Foi a ora recorrida punida judicialmente com a pena de 18 meses de prisão, suspensa na sua execução pelo período de 2 anos.
O crime foi praticado fora do exercício das funções mas, como veremos, há alguma ligação (negativa) entre a missão dos bombeiros e a actividade privada a que se dedicava a recorrida e que deu origem à sua condenação judicial.
A ora recorrida tem louvores ou condecorações e bom comportamento anterior.
Os factos têm bastante gravidade e a recorrida foi punida com pena de prisão, embora suspensa na sua execução.
Os factos consistiram em ter fornecido, a várias farmácias de Macau, medicamentos de medicina tradicional já expirados, com a data de validade adulterada pela recorrente, para aparentarem estarem dentro da validade, actividade a que procedia juntamente com um familiar, ambos gerindo o negócio de importação e venda por grosso de produtos farmacêuticos.

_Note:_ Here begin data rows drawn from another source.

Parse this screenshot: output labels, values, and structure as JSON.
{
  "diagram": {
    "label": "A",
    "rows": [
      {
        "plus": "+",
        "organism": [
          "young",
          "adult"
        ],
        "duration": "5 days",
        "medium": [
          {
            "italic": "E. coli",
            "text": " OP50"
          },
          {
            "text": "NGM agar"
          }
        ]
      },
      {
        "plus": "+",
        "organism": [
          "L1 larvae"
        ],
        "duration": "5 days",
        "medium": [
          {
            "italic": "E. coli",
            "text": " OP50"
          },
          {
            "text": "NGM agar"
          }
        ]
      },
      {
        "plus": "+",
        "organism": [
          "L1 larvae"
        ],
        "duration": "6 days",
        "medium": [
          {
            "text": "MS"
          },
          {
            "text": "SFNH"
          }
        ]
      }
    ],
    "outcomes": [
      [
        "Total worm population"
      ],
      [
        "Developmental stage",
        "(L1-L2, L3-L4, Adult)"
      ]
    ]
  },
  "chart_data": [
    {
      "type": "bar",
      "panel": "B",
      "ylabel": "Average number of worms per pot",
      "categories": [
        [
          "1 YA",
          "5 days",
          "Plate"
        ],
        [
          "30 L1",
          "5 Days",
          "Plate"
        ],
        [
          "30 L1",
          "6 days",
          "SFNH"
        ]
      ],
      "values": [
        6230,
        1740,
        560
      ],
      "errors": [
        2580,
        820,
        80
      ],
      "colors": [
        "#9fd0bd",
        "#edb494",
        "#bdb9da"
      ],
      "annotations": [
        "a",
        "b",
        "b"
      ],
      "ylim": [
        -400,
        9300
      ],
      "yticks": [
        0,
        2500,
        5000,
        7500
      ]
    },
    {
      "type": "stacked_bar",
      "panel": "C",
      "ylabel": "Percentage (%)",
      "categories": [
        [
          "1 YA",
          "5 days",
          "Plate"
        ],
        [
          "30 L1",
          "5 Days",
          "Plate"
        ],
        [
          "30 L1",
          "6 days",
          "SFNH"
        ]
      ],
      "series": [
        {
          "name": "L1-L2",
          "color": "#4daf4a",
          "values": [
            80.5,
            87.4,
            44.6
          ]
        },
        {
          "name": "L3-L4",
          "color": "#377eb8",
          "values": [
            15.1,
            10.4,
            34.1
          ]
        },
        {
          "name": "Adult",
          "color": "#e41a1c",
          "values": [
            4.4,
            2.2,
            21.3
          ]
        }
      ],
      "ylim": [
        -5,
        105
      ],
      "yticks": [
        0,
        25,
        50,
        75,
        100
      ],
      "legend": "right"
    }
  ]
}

O Corpo de Bombeiros tem como missão, entre outras, prestar socorro a sinistrados e a doentes, em estado de emergência, sendo atribuições do mesmo Corpo proteger e defender os cidadãos e prestar serviços de emergência médica a doentes e sinistrados [artigos 2.º, n.º 1, alínea 3) e 3.º, alínea 2) do Regulamento Administrativo n.º 24/2001].
A ora recorrida, em vez de proteger os doentes, andava a vender-lhes medicamentos expirados, portanto, potencialmente danificados.

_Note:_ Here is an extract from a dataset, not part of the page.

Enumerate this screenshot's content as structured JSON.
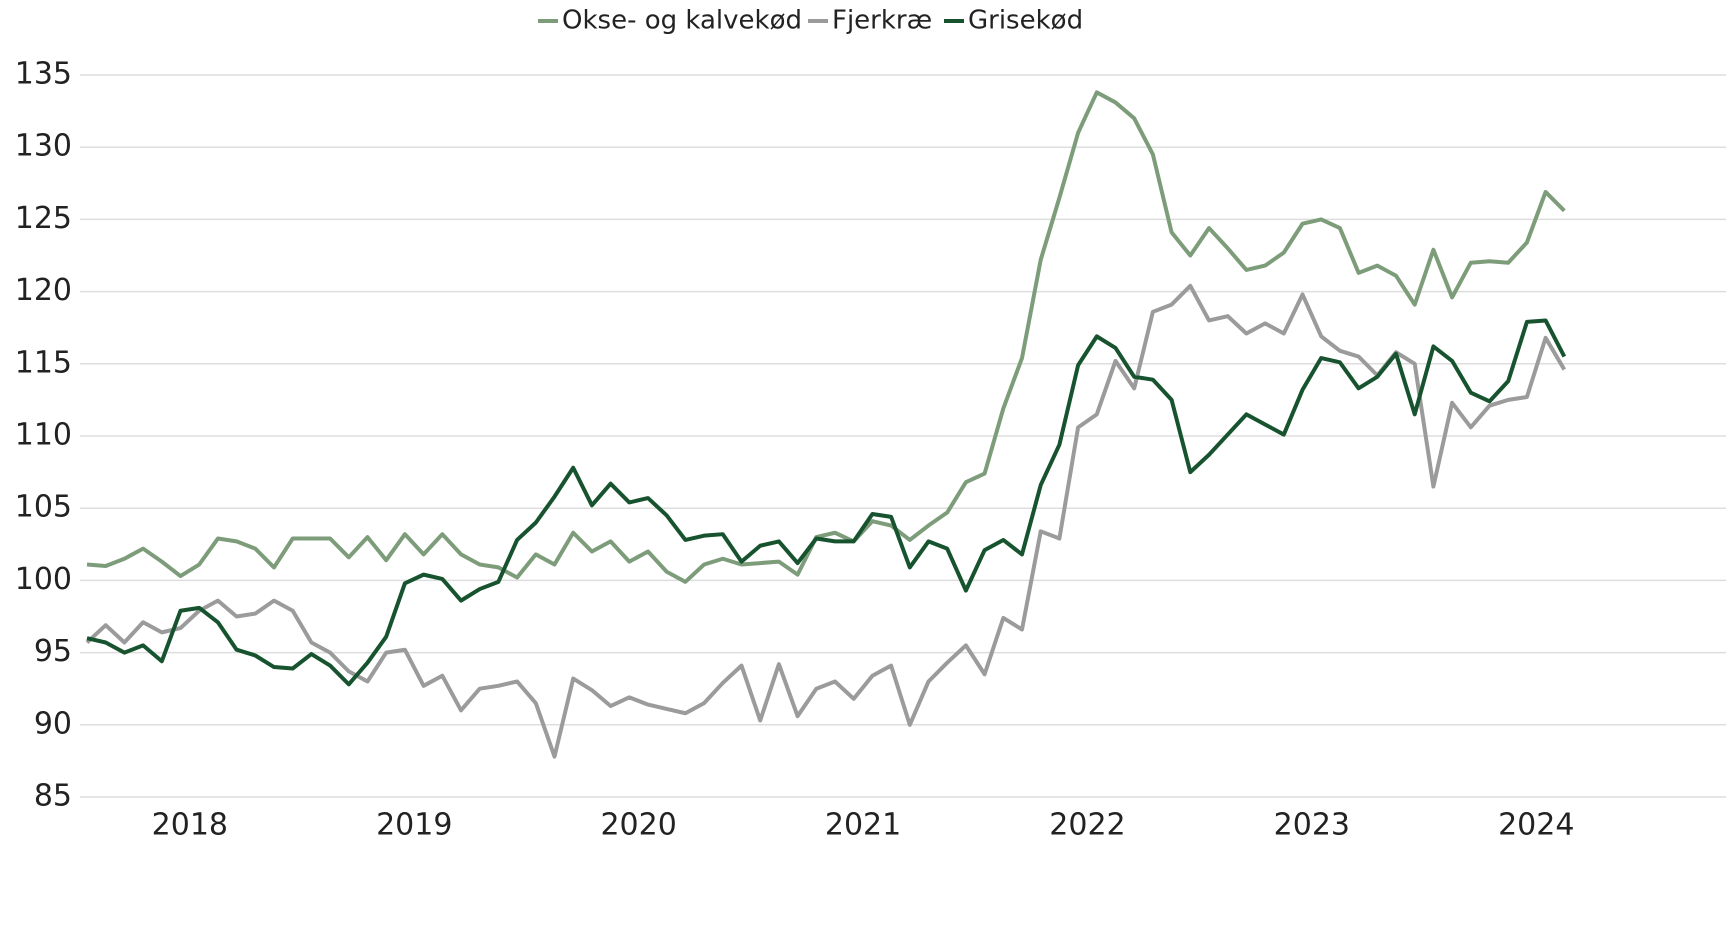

Não se afigura que a aplicação da pena de aposentação compulsiva seja, no caso, excessiva e, portanto, desproporcionada.
Daí que se conclua que o acto punitivo não deve ser anulado por violação do princípio da proporcionalidade, nem por erro manifesto na escolha da pena, concedendo-se provimento ao recurso jurisdicional.
IV – Decisão
Face ao expendido, concedem provimento ao recurso jurisdicional e negam provimento ao recurso contencioso.

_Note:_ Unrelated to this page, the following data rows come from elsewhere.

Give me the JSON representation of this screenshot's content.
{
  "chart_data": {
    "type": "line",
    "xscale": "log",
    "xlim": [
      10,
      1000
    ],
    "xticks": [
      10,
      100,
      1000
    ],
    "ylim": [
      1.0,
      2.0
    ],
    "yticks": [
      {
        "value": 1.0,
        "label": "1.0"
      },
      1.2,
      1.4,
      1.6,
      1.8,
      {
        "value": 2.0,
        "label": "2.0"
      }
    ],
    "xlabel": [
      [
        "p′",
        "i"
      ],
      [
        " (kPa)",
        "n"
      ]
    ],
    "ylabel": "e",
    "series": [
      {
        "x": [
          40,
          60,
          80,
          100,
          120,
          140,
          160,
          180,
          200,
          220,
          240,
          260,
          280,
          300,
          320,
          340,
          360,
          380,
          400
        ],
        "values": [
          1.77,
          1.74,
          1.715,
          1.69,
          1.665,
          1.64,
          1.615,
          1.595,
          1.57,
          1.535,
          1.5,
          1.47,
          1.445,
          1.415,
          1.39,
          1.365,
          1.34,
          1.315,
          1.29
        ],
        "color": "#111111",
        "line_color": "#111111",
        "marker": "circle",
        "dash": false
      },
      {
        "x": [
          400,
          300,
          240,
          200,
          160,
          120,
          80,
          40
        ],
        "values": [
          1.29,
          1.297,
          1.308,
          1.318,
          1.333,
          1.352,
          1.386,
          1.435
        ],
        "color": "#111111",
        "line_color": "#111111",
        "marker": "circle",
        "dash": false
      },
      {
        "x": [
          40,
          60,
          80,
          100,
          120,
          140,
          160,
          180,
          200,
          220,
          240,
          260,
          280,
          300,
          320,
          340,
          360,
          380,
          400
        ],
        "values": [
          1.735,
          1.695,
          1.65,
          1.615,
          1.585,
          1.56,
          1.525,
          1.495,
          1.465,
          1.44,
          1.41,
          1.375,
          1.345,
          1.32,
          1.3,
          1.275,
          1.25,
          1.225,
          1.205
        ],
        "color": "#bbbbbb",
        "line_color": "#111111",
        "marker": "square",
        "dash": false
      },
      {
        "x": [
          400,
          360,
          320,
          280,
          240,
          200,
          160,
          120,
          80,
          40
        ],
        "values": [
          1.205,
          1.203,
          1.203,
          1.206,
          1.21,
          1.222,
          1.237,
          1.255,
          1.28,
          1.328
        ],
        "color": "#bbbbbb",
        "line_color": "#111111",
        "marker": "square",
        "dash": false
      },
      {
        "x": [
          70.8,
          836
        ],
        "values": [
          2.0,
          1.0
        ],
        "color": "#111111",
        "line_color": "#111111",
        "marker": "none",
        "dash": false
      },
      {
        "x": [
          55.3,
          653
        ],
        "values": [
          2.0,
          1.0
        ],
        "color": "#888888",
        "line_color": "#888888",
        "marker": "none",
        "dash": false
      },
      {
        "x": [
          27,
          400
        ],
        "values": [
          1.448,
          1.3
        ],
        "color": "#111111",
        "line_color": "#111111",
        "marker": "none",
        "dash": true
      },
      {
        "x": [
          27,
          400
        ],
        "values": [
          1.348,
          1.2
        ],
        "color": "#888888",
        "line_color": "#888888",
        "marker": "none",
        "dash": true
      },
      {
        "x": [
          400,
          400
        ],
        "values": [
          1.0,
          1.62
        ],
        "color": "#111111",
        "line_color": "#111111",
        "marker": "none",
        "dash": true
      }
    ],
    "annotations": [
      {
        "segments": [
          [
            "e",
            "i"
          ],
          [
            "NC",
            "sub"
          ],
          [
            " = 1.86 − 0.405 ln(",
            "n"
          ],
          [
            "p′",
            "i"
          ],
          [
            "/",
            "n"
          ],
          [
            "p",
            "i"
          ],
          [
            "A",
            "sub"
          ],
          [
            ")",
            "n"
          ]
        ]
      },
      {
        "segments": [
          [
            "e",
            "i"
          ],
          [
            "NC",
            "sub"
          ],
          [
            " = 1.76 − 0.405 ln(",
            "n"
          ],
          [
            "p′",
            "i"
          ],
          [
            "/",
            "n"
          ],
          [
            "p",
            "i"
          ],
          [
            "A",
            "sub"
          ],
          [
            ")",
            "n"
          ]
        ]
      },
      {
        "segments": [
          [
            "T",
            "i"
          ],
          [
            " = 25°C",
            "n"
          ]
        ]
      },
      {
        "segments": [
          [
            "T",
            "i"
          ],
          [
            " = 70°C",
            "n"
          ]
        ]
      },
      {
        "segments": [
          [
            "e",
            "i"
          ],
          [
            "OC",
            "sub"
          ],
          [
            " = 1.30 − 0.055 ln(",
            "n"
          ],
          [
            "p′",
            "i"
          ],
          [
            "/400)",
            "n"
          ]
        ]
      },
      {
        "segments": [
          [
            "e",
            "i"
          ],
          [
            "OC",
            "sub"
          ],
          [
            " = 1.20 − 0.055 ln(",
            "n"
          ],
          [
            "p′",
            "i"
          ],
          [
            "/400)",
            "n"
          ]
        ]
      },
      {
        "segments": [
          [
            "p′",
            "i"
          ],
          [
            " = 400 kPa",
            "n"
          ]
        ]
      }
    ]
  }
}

Custas pela ora recorrida com taxa de justiça fixada em 5 UC no recurso contencioso e 3 UC no recurso jurisdicional.
Macau, 30 de Outubro de 2019.
Juízes: Viriato Manuel Pinheiro de Lima (Relator) – Song Man Lei – Sam Hou Fai
O Magistrado do Ministério Público
presente na conferência: Joaquim Teixeira de Sousa
1 VITALINO CANAS, Princípio da Proporcionalidade, in Dicionário Jurídico da Administração Pública, vol VI, Lisboa, 1994, p. 616, que se seguirá de perto na exposição subsequente.
2 VITALINO CANAS, ob. cit., p. 628.
3 Sobre o emprego no princípio da proporcionalidade da contabilização custos-benefícíos (ou vantagens) pelo Conselho de Estado francês, cfr. J. M. SÉRVULO CORREIA, ob. cit., p. 75, que enumera, a p. 114 e segs. da mesma obra, os elementos do princípio em termos semelhantes aos traçados acima.
4 MÁRIO ESTEVES DE OLIVEIRA, PEDRO COSTA GONÇALVES e J. PACHECO DE AMORIM, Código de Procedimento Administrativo Comentado, 2.ª edição, Almedina, Coimbra, 1997, p. 103 e 104.